Under Donald John Trump, there was this sense that at various points things could really deteriorate, and there was no steady hand available if it happened. Over the coming decades we will continue to find out just how true that was, just how bad it got at times.

But under Biden we can break habits, find better ways to keep up. The good news is that Biden will help. There will once again be regular and ruly press briefings. There will be policy roll-outs. There will be policy itself.

The bad news is that there will always be too much information available, lots of it wrapped in boilerplate and lead-ins, other bits swimming in seas of empty copy put out as a placeholder, maintenance for beats that don’t generate too regularly, or as something approaching native advertising or pitched content.

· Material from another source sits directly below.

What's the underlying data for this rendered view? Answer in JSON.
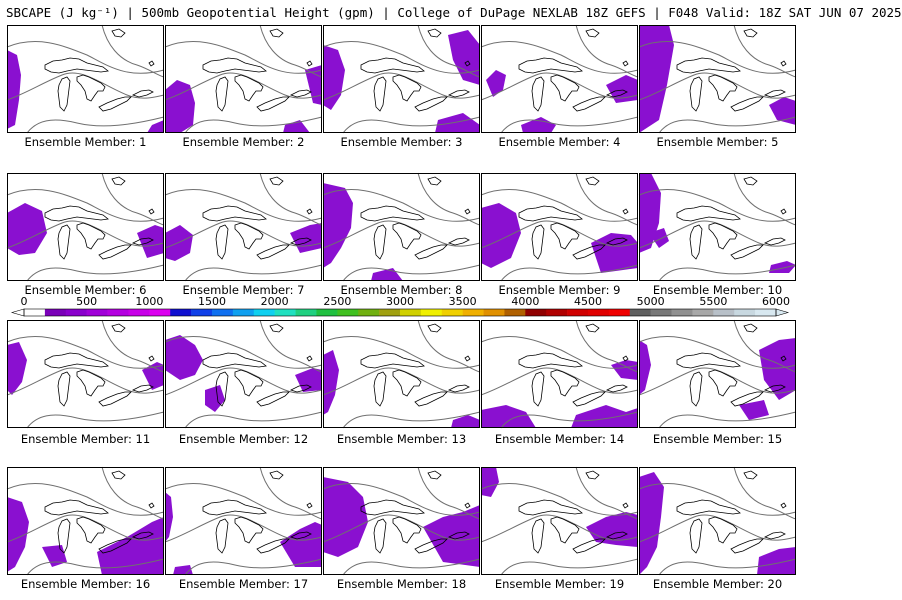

In any case, now that we have a new administration, try to figure out how to adjust your media consumption. Try to find some ways to keep yourself aware while not stressing too much about all the things we cannot read and do not know.


The other side of news, journalism, has its own challenges ahead. Already there are attempts to say the inauguration coverage was too soft on Biden, and there will be attempts by conservative media critics to cause reversion to the mean in media. They seek the return of “but the deficit!” and other tried knee-jerk tactics that were popular back under Obama and Clinton. The media should resist that easy path in favor of breaking its own habits and finding its own better ways to be critical of government.

The last four years showed how too short life really is. Any media that forgets or pretends to forget these four years have happened are not worth our time. It matters what was done, it was wrong that it was done, and it must inform our media and our policies moving forward.

At the same time, it’s a new administration that must be treated the way any future administration should be: tough but fair. Build back better, media. Establish new routines and practices that will define modern journalism moving forward with an eye on preventing anything like the administration of Donald John Trump from dirtying America’s doorstep ever again.